Intergen report prompts super policy changes

The “2015 Intergenerational Report” has reinforced the urgency around improving policy frameworks for superannuation, as current measures will not sustain the enormous demographic shift facing Australia, industry participants have said.

The report, released on 5 March, predicted that by 2054/55 there would be 7 million Australians aged 65 to 84, compared to about 3.1 million today.

Furthermore, life expectancy at birth is projected to increase from 91.5 years in 2015 to 95.1 years in 2055 for men, and from 93.6 years in 2015 to 96.6 years for women.

SMSF Owners’ Alliance executive director Duncan Fairweather said the report underlined the importance of the announced policy measures, or others of equivalent impact, being legislated.

“If [the government’s] expenditure problem is not fixed, future generations will not only have to fund their own government services, they will be funding the services used by Australians today,” Fairweather said.

“In relation to the retirement system and superannuation, it is disappointing that the majority of reforms regarding the age pension entitlement remain unimplemented as our modelling last year showed the dramatic impact these would have on people’s savings and the federal budget.

“We recognise that the super system has yet to mature, but nonetheless we do not believe that the current system is the best one in the long term for all Australians.”

SMSF Association chief executive Andrea Slattery said the ageing population would create fiscal challenges for future governments in dealing with a society that potentially had lower workforce participation and a higher dependency ratio of retirees to tax-paying workers.

“[The report] certainly reinforces the association’s message that now is the right time to have an informed debate about creating the right settings in our super system to encourage people to forgo income today to have financial security in retirement,” Slattery said.

The SMSF sector demonstrated what could be achieved in terms of retirees acting responsibly, with 93 per cent in the drawdown phase opting to take their savings through an income stream, she said.
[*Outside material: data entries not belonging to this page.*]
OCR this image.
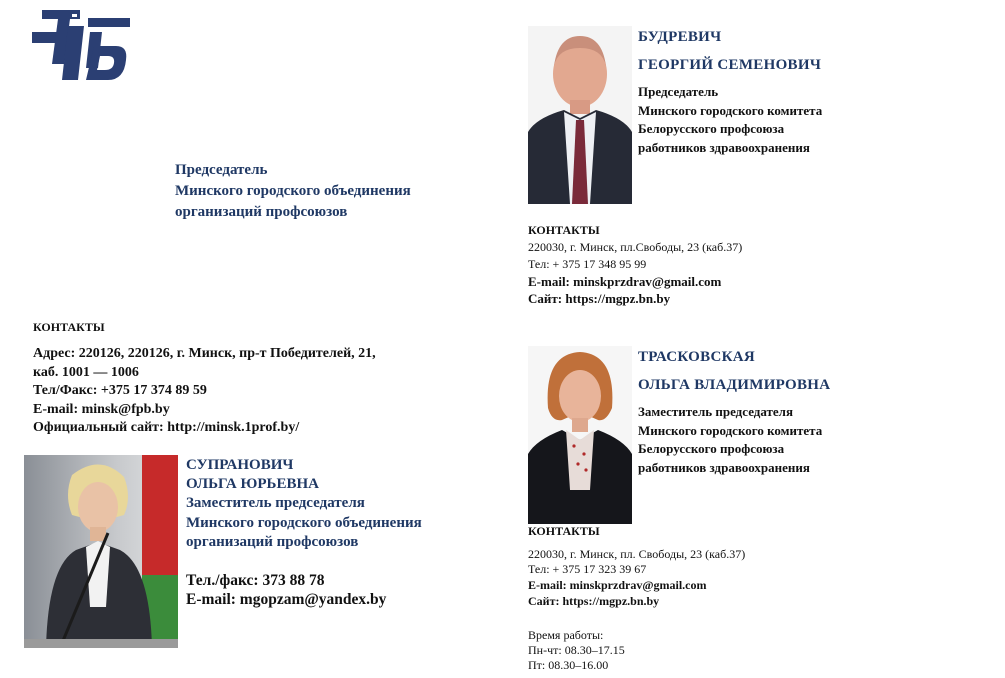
Председатель
Минского городского объединения
организаций профсоюзов
КОНТАКТЫ
Адрес: 220126, 220126, г. Минск, пр-т Победителей, 21,
каб. 1001 — 1006
Тел/Факс: +375 17 374 89 59
E-mail: minsk@fpb.by
Официальный сайт: http://minsk.1prof.by/
СУПРАНОВИЧ
ОЛЬГА ЮРЬЕВНА
Заместитель председателя
Минского городского объединения
организаций профсоюзов
Тел./факс: 373 88 78
E-mail: mgopzam@yandex.by
БУДРЕВИЧ
ГЕОРГИЙ СЕМЕНОВИЧ
Председатель
Минского городского комитета
Белорусского профсоюза
работников здравоохранения
КОНТАКТЫ
220030, г. Минск, пл.Свободы, 23 (каб.37)
Тел: + 375 17 348 95 99
E-mail: minskprzdrav@gmail.com
Сайт: https://mgpz.bn.by
ТРАСКОВСКАЯ
ОЛЬГА ВЛАДИМИРОВНА
Заместитель председателя
Минского городского комитета
Белорусского профсоюза
работников здравоохранения
КОНТАКТЫ
220030, г. Минск, пл. Свободы, 23 (каб.37)
Тел: + 375 17 323 39 67
E-mail: minskprzdrav@gmail.com
Сайт: https://mgpz.bn.by
Время работы:
Пн-чт: 08.30–17.15
Пт: 08.30–16.00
“However, there is much more to be done to encourage lesser dependence on the age pension as the report projected only a small reduction in reliance on the pension,” she said.

Xpress Super and SuperGuardian chief executive Olivia Long said the report emphasised the need for a bipartisan approach across the political divide in order to achieve the right policy settings.
“And, as far as possible, remove super from the political cycle,” Long said.

“Quite clearly we cannot afford to wait 40 years to tackle an issue that is on our doorstep now.”